A team like Roma, with its wealth of talent and formidable superstar calibre in the likes of Francesco Totti, has no business losing to teams like Cagliari, Bologna, Chievo – and the list goes on – like they have this year.

Zeman was brought on board partially to produce exciting matches, but mostly to begin winning consistently – a habit that Roma has not been in since the Luciano Spalletti days. It is now February, and Roma has already lost nine times. In the 2007/2008 season, when Roma finished in second place, three points behind an excellent Inter, Roma had only lost four matches all season.

Speaking of the Spalletti days, there are still remnants of that team within the current Roma organization. On the field, it’s only Francesco Totti, Daniele De Rossi, Simone Perrotta, and Rodrigo Taddei that remain, but in the locker room a man by the name of Aurelio Andreazzoli has been a perennial figure, enduring each of the four coaching and tactical changes since Spalletti’s departure in 2009.

Andreazzoli has been named the caretaker manager for the rest of the season. His job is cut out for him: clean up Zeman’s mess and try not to lose to bottom-feeder teams anymore. But who is Andreazzoli and why is the Roman organization so sure he is the right choice?

The 59-year-old tactician is well-loved and respected at Trigoria – the Roman training ground – having been with the organization since 2005.

As a player, he never made the big league. He hung his boots after years of frustration in the lower tiers of Italian football and began coaching Ortonovese briefly before moving on to guide Fiorentina’s youth squad. Andreazzoli moved on to have an unlucky stint in Serie C1 with Massese before the encounter that would change his life.

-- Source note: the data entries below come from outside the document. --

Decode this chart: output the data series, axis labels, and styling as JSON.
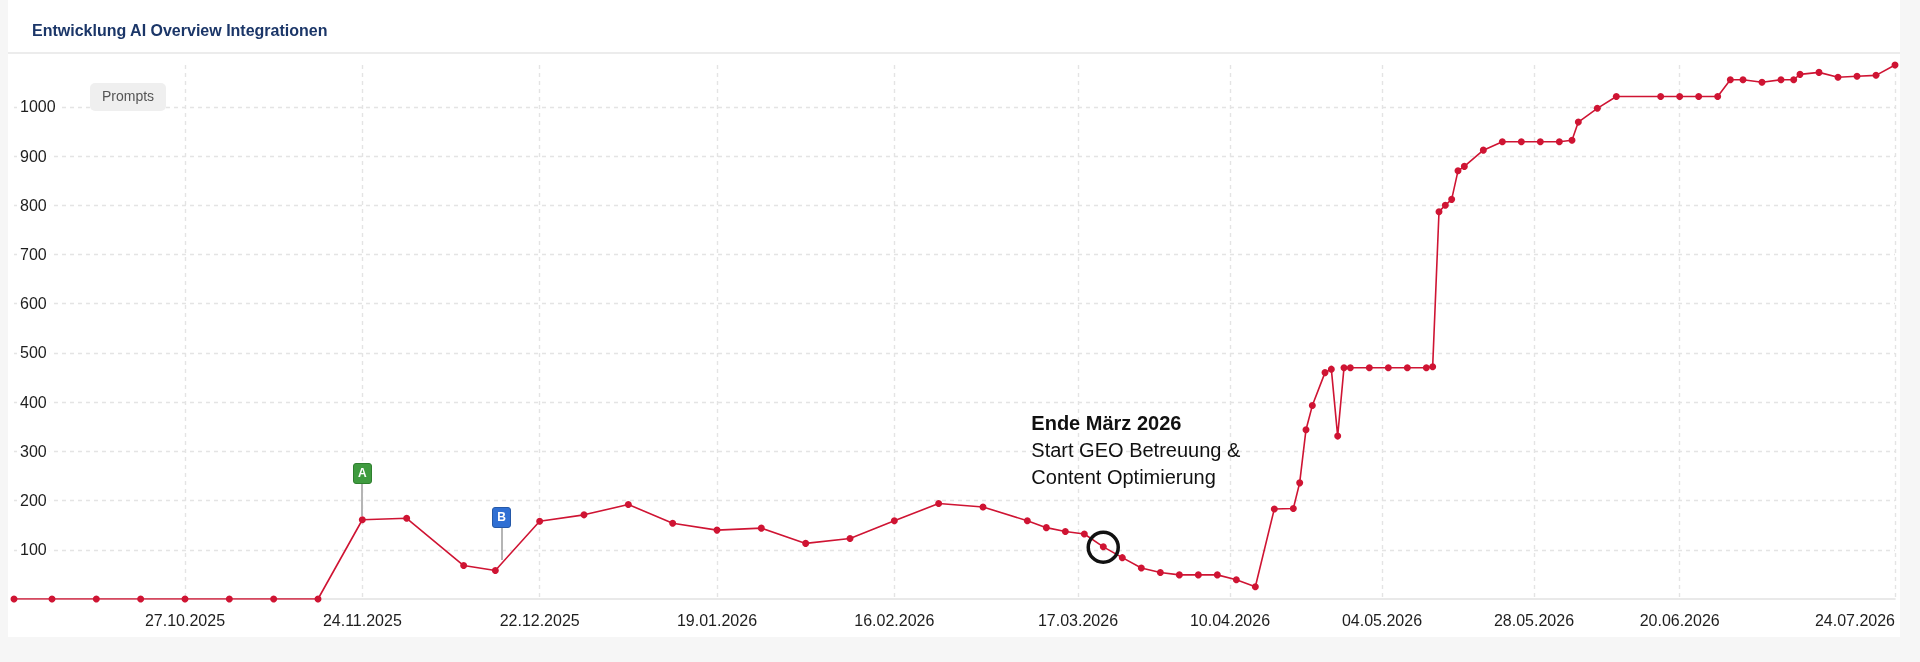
{
  "chart_data": {
    "type": "line",
    "title": "Entwicklung AI Overview Integrationen",
    "x": [
      "2025-09-30",
      "2025-10-06",
      "2025-10-13",
      "2025-10-20",
      "2025-10-27",
      "2025-11-03",
      "2025-11-10",
      "2025-11-17",
      "2025-11-24",
      "2025-12-01",
      "2025-12-10",
      "2025-12-15",
      "2025-12-22",
      "2025-12-29",
      "2026-01-05",
      "2026-01-12",
      "2026-01-19",
      "2026-01-26",
      "2026-02-02",
      "2026-02-09",
      "2026-02-16",
      "2026-02-23",
      "2026-03-02",
      "2026-03-09",
      "2026-03-12",
      "2026-03-15",
      "2026-03-18",
      "2026-03-21",
      "2026-03-24",
      "2026-03-27",
      "2026-03-30",
      "2026-04-02",
      "2026-04-05",
      "2026-04-08",
      "2026-04-11",
      "2026-04-14",
      "2026-04-17",
      "2026-04-20",
      "2026-04-21",
      "2026-04-22",
      "2026-04-23",
      "2026-04-25",
      "2026-04-26",
      "2026-04-27",
      "2026-04-28",
      "2026-04-29",
      "2026-05-02",
      "2026-05-05",
      "2026-05-08",
      "2026-05-11",
      "2026-05-12",
      "2026-05-13",
      "2026-05-14",
      "2026-05-15",
      "2026-05-16",
      "2026-05-17",
      "2026-05-20",
      "2026-05-23",
      "2026-05-26",
      "2026-05-29",
      "2026-06-01",
      "2026-06-03",
      "2026-06-04",
      "2026-06-07",
      "2026-06-10",
      "2026-06-17",
      "2026-06-20",
      "2026-06-23",
      "2026-06-26",
      "2026-06-28",
      "2026-06-30",
      "2026-07-03",
      "2026-07-06",
      "2026-07-08",
      "2026-07-09",
      "2026-07-12",
      "2026-07-15",
      "2026-07-18",
      "2026-07-21",
      "2026-07-24"
    ],
    "values": [
      0,
      0,
      0,
      0,
      0,
      0,
      0,
      0,
      161,
      164,
      68,
      58,
      158,
      171,
      192,
      154,
      140,
      144,
      113,
      123,
      159,
      194,
      187,
      159,
      145,
      137,
      132,
      106,
      84,
      63,
      54,
      49,
      49,
      49,
      39,
      25,
      183,
      184,
      236,
      344,
      393,
      460,
      467,
      331,
      470,
      470,
      470,
      470,
      470,
      470,
      472,
      787,
      800,
      812,
      870,
      879,
      912,
      929,
      929,
      929,
      929,
      932,
      969,
      997,
      1021,
      1021,
      1021,
      1021,
      1021,
      1055,
      1055,
      1050,
      1055,
      1055,
      1066,
      1070,
      1060,
      1062,
      1064,
      1085
    ],
    "color": "#cf1433",
    "xlim": [
      "2025-09-30",
      "2026-07-24"
    ],
    "xticks": [
      {
        "value": "2025-10-27",
        "label": "27.10.2025"
      },
      {
        "value": "2025-11-24",
        "label": "24.11.2025"
      },
      {
        "value": "2025-12-22",
        "label": "22.12.2025"
      },
      {
        "value": "2026-01-19",
        "label": "19.01.2026"
      },
      {
        "value": "2026-02-16",
        "label": "16.02.2026"
      },
      {
        "value": "2026-03-17",
        "label": "17.03.2026"
      },
      {
        "value": "2026-04-10",
        "label": "10.04.2026"
      },
      {
        "value": "2026-05-04",
        "label": "04.05.2026"
      },
      {
        "value": "2026-05-28",
        "label": "28.05.2026"
      },
      {
        "value": "2026-06-20",
        "label": "20.06.2026"
      },
      {
        "value": "2026-07-24",
        "label": "24.07.2026"
      }
    ],
    "ylim": [
      0,
      1085
    ],
    "yticks": [
      100,
      200,
      300,
      400,
      500,
      600,
      700,
      800,
      900,
      1000
    ],
    "grid": true,
    "marker": "circle",
    "annotations": [
      "Prompts",
      {
        "text": "A",
        "x": "2025-11-24",
        "y": 254
      },
      {
        "text": "B",
        "x": "2025-12-16",
        "y": 166
      },
      {
        "text": "Ende März 2026\nStart GEO Betreuung & Content Optimierung",
        "x": "2026-03-21",
        "y": 106
      }
    ]
  }
}
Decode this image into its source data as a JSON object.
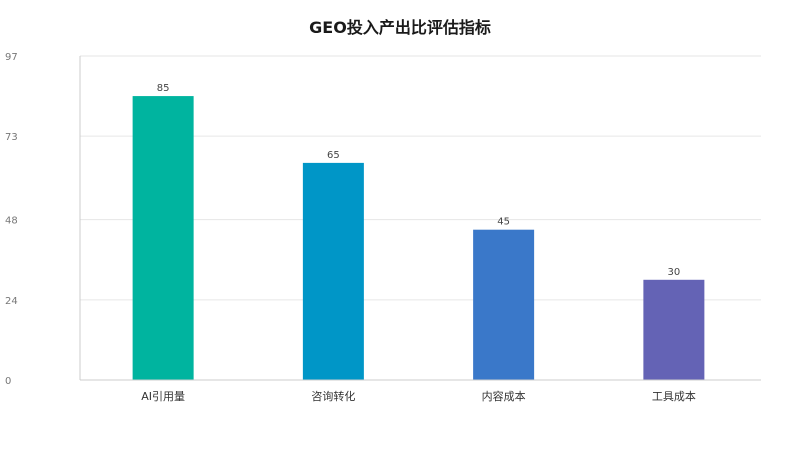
{
  "chart_data": {
    "type": "bar",
    "title": "GEO投入产出比评估指标",
    "categories": [
      "AI引用量",
      "咨询转化",
      "内容成本",
      "工具成本"
    ],
    "values": [
      85,
      65,
      45,
      30
    ],
    "colors": [
      "#00b49f",
      "#0096c7",
      "#3a78c9",
      "#6463b5"
    ],
    "ylim": [
      0,
      97
    ],
    "yticks": [
      "0",
      "24",
      "48",
      "73",
      "97"
    ],
    "xlabel": "",
    "ylabel": "",
    "grid": true,
    "legend": "none"
  }
}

At Coverciano, Andreazzoli met Spalletti and the two became practically inseparable from that point on. Together, they took the reins at Empoli before moving on to Udinese where they were very successful – presenting the Friulan club with its first Champion’s League spot ever.

Finally, the two tacticians arrived in Rome in July of 2005 where they would invent the 4-2-3-1 formation that would forever change the face of European football. In four years, the capital club under the guidance of Spalletti and the assistance of Andreazzoli would finish second in the Serie A twice, win two Coppa Italias and an Italian Super Cup – without omitting that they also reached the Quarter-Final round of the Champion’s League twice.

As a testament of Andreazzoli’s influence and importance to the development of the Roman players, Taddei displayed an incredible feat of technical skill against Olympiakos in the Champion’s League and then proceeded to name the move the ‘Aurelio’ after Andreazzoli when asked about it in the post-game press interviews.

After Spalletti’s departure, Andreazzoli returned to be Vincenzo Montella’s assistant in 2011. Now, he will be charged with the colossal responsibility of restoring dignity to the Roman camp after Zeman’s failure. If anyone is in a position to do this, it will be Andreazzoli.